The user name for the credential must be in one of the following formats:

  • domain\username
  • username@domain
  • username (for accounts local to the on-premises computer)

Use the following procedure to specify a RunAs account for a Hybrid worker group:

  1. Create a credential asset with access to local resources.
  2. Open the Automation account in the Azure portal.
  3. Select the Hybrid Worker Groups tile, and then select the group.
  4. Select All settings and then Hybrid worker group settings.
  5. Change Run As from Default to Custom.
  6. Select the credential and click Save.

Creating runbooks for Hybrid Runbook Worker

There is no difference in the structure of runbooks that run in Azure Automation and those that run on a Hybrid Runbook Worker. Runbooks that you use with each will most likely differ significantly though since runbooks for Hybrid Runbook Worker will typically manage local resources in your data center while runbooks in Azure Automation typically manage resources in the Azure cloud.

You can edit a runbook for Hybrid Runbook Worker in Azure Automation, but you may have difficulties if you try to test the runbook in the editor. The PowerShell modules that access the local resources may not be installed in your Azure Automation environment in which case, the test would fail. If you do install the required modules, then the runbook will run, but it will not be able to access local resources for a complete test.

Troubleshooting runbooks on Hybrid Runbook Worker

Runbook output and messages are sent to Azure Automation from hybrid workers just like runbook jobs run in the cloud. You can also enable the Verbose and Progress streams the same way you would for other runbooks.

Logs are stored locally on each hybrid worker at C:\ProgramData\Microsoft\System Center\Orchestrator\7.2\SMA\Sandboxes.

If your runbooks are not completeing succesfully and the job summary shows a status of Suspended, please review the troubleshooting article Hybrid Runbook Worker: A runbook job terminates with a status of Suspended.

Relationship to Service Management Automation

Service Management Automation (SMA) allows you to run the same runbooks that are supported by Azure Automation in your local data center.
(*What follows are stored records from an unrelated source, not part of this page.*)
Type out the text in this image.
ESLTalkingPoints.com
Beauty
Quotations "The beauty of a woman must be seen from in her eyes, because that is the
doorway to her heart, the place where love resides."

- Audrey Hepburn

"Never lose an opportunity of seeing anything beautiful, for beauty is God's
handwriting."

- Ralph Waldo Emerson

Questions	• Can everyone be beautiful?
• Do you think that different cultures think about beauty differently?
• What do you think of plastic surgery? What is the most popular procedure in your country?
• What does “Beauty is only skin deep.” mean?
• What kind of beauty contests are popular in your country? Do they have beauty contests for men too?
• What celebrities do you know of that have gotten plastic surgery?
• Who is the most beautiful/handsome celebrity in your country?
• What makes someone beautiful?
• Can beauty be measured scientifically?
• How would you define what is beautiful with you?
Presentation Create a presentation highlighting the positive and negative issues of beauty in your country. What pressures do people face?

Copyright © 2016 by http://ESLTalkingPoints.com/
SMA is generally deployed together with Windows Azure Pack, as Windows Azure Pack contains a graphical interface for SMA management. Unlike Azure Automation, SMA requires a local installation that includes web servers to host the API, a database to contain runbooks and SMA configuration, and Runbook Workers to execute runbook jobs. Azure Automation provides these services in the cloud and only requires you to maintain the Hybrid Runbook Workers in your local environment.

If you are an existing SMA user, you can move your runbooks to Azure Automation to be used with Hybrid Runbook Worker with no changes, assuming that they perform their own authentication to resources as described in Creating runbooks for Hybrid Runbook Worker. Runbooks in SMA run in the context of the service account on the worker server which may provide that authentication for the runbooks.
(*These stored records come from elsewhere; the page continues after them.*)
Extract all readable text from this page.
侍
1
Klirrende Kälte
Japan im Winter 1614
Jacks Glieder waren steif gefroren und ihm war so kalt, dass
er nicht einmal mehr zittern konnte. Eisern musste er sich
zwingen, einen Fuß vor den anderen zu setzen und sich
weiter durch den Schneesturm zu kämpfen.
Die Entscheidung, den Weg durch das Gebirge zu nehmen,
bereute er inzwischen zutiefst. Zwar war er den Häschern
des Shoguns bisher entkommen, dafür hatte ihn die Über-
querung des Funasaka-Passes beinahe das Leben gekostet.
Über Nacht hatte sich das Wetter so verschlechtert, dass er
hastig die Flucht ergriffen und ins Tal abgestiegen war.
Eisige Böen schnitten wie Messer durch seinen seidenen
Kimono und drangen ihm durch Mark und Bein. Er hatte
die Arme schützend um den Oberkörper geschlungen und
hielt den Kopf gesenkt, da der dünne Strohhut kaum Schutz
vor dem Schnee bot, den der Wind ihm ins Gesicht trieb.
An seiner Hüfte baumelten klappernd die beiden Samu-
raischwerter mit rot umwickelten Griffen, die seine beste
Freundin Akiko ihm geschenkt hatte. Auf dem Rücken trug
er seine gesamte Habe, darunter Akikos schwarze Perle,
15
You can use the following criteria to determine whether Azure Automation with Hybrid Runbook Worker or Service Management Automation is more appropriate for your requirements.
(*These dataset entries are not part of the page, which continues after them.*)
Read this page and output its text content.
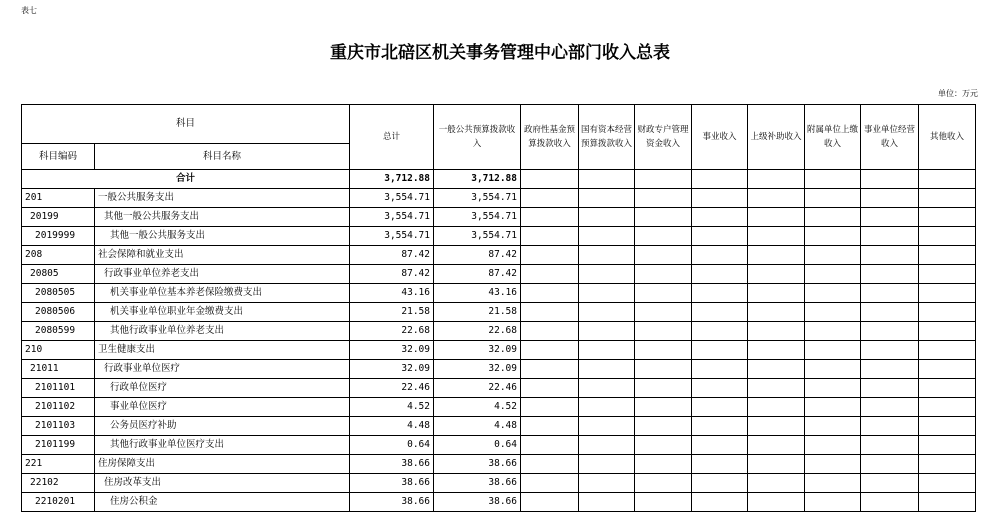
表七
重庆市北碚区机关事务管理中心部门收入总表
单位：万元
科目		总计	一般公共预算拨款收入	政府性基金预算拨款收入	国有资本经营预算拨款收入	财政专户管理资金收入	事业收入	上级补助收入	附属单位上缴收入	事业单位经营收入	其他收入
科目编码	科目名称										
合计		3,712.88	3,712.88								
201	一般公共服务支出	3,554.71	3,554.71								
20199	其他一般公共服务支出	3,554.71	3,554.71								
2019999	其他一般公共服务支出	3,554.71	3,554.71								
208	社会保障和就业支出	87.42	87.42								
20805	行政事业单位养老支出	87.42	87.42								
2080505	机关事业单位基本养老保险缴费支出	43.16	43.16								
2080506	机关事业单位职业年金缴费支出	21.58	21.58								
2080599	其他行政事业单位养老支出	22.68	22.68								
210	卫生健康支出	32.09	32.09								
21011	行政事业单位医疗	32.09	32.09								
2101101	行政单位医疗	22.46	22.46								
2101102	事业单位医疗	4.52	4.52								
2101103	公务员医疗补助	4.48	4.48								
2101199	其他行政事业单位医疗支出	0.64	0.64								
221	住房保障支出	38.66	38.66								
22102	住房改革支出	38.66	38.66								
2210201	住房公积金	38.66	38.66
  • SMA requires a local installation of its underlying components that are connected to Windows Azure Pack if a graphical management interface is required. More local resources will be needed with higher maintenance costs than Azure Automation, which only needs an agent installed on local runbook workers. The agents are managed by Operations Management Suite, further decreasing your maintenance costs.
  • Azure Automation stores its runbooks in the cloud and delivers them to on-premises Hybrid Runbook Workers. If your security policy does not allow this behavior, then you should use SMA.
  • SMA is included with System Center; and therefore, requires a System Center 2012 R2 license. Azure Automation is based on a tiered subscription model.
  • Azure Automation has advanced features such as graphical runbooks that are not available in SMA.